Mordekai dropped to the liquid floor, splashing down hard. He curled onto his side, retching violently, coughing up lungfuls of black ichor. His vision swam, grey spots dancing in his eyes, his throat raw and burning.
“MY EYES! THE LIGHT! IT BURNS!” The flash faded, leaving the mark on Mordekai’s shoulder smoking, the skin around it red and angry. He couldn’t stand. He could barely breathe. But he was alive.
“I… I…” Mordekai wheezed, spitting out the last of the ink. He looked up, his eyes bloodshot and rimmed with black stains.
The giant form of Biblia was writhing, clutching at her face, her form boiling. She shrank down, condensing to escape the lingering aura of the rebuke, solidifying into a woman made of shadows and ink, tears of black sludge streaming down her face. “Light…” she hissed, backing away, her voice trembling with pain. “You carry the sting of the Seraphim? You, a creature of the dark? You burn me with the fire of the Hells and the Light of the Heavens?”
“I am… a creature of regret,” Mordekai rasped, forcing himself to sit up. It took every ounce of strength he had left. “And that light… is the only thing keeping me from the dark you inhabit. I have no magic left, Madame. I am empty. But as you can see… I am not unprotected.”
Biblia opened her eyes slowly. The turquoise glow within them was dim, wary now. She looked at the broken man, stained black, shivering violently, yet protected by a force that repelled her very nature. “The Devil’s mark is gone,” she observed, her voice quiet, calculating. “And the holy fire protects you, yet you cannot command it. It defends you like a mother defends a child. You are a vessel emptied.”
“I am a blank page,” Mordekai whispered, his voice cracking. “I have no master. All I have is my mind… and the will to set things right. You can try to drown me again. The light might save me, or it might not. But if you kill me… Adramalech wins.”
Biblia drifted closer, the floor rippling beneath her. She stopped just outside the range of his touch, wary of another rebuke. “A blank page…” she mused. “Yes. The Devil wants your soul. The Guild wants your loyalty. But I… I require your narrative.”
The turquoise light flared, consuming the darkness.
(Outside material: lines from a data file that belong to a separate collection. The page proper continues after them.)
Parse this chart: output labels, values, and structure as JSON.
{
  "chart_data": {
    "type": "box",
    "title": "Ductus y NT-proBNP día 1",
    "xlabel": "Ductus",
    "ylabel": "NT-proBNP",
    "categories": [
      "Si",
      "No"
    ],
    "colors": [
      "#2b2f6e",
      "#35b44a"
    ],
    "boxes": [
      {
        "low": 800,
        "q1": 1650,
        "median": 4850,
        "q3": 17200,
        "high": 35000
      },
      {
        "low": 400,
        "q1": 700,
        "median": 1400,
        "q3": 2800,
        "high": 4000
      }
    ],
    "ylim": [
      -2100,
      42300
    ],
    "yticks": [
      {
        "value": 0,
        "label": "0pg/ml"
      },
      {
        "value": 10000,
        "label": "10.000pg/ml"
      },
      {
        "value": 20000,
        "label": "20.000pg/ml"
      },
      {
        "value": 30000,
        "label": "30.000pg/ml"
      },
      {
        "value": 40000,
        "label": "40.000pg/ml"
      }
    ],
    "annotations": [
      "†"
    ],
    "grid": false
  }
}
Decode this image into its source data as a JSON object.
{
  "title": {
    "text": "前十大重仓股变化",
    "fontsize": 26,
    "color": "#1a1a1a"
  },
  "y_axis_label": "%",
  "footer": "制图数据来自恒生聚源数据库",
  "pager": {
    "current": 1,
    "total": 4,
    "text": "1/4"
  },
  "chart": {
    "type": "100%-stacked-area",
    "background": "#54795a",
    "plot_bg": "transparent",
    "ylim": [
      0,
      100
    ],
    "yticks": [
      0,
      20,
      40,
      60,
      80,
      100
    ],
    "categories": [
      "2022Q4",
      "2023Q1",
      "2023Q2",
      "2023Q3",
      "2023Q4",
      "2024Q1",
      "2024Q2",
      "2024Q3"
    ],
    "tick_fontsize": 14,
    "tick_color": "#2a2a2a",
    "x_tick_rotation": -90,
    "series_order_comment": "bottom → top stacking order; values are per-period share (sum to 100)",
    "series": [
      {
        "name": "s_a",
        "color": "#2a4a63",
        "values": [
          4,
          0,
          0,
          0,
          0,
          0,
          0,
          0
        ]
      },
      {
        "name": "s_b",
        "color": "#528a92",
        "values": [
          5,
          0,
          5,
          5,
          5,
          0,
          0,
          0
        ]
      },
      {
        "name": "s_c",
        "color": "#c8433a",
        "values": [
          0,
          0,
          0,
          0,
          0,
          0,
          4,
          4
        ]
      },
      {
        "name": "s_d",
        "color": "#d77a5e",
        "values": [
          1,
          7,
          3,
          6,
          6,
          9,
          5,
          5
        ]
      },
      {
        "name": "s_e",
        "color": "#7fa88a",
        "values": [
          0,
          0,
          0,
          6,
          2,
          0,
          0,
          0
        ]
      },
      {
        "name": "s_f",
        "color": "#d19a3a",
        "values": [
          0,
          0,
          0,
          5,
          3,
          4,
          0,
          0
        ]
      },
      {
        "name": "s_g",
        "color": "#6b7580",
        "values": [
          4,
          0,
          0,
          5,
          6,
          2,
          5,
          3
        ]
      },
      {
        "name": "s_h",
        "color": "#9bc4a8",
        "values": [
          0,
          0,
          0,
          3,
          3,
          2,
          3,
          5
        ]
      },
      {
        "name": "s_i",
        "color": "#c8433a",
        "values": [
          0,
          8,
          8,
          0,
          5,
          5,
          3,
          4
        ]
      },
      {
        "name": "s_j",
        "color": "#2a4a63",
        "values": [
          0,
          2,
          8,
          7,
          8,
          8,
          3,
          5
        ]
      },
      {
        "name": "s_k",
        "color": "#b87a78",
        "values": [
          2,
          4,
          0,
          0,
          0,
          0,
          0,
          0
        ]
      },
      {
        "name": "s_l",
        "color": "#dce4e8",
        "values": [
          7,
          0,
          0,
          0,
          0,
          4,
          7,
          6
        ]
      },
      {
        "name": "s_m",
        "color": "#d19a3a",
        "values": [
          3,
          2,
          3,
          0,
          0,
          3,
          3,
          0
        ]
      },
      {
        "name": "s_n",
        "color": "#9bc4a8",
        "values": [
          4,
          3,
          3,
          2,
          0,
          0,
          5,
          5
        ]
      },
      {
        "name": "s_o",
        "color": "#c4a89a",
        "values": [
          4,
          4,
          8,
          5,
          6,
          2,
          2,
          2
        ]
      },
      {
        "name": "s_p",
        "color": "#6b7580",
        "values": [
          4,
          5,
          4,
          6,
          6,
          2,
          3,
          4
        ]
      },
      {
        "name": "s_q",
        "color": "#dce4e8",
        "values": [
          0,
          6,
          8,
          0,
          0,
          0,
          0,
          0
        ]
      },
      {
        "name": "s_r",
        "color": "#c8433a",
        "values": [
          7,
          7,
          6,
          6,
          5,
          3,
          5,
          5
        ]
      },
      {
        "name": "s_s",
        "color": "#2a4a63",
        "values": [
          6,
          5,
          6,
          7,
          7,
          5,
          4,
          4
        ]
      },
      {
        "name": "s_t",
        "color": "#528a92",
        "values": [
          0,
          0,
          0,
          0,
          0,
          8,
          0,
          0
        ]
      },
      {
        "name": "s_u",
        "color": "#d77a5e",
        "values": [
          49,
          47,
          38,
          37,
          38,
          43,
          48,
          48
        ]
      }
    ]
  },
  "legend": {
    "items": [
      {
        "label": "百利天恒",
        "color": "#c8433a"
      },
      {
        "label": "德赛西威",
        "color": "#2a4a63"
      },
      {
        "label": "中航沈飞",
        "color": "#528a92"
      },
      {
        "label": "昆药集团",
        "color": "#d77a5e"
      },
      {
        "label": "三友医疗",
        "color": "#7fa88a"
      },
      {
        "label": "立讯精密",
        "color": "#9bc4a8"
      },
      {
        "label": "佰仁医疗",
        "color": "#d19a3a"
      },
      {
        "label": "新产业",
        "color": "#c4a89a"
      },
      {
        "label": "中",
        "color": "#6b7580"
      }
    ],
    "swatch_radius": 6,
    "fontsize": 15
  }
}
“I will not be your master, Mordekai Malthezar. But I will be your Muse. I will dwell in the ink of your veins. We will hunt the knowledge Adramalech fears. I will give you words that cut deeper than steel, and cloak you in the shadows of history.”
She leaned in, her face inches from his. He flinched, expecting the pain again, but she merely inhaled the scent of the ozone and the holy magic clinging to him.
“But betray me, and I will find a way past that light. I will erase you. You will never have existed at all.”
Mordekai looked into the void of her eyes and saw the vast archive of the universe staring back. He extended a trembling, ink-stained hand.
“Let us write… the next chapter… Madame.”
She took his hand. The cold was agonizing, but he did not let go. The world dissolved into a whirlpool of deepest, darkest ink, and Mordekai was pulled back to the waking world—no longer a Warlock of the Fiend, but a Keeper of Knowledge.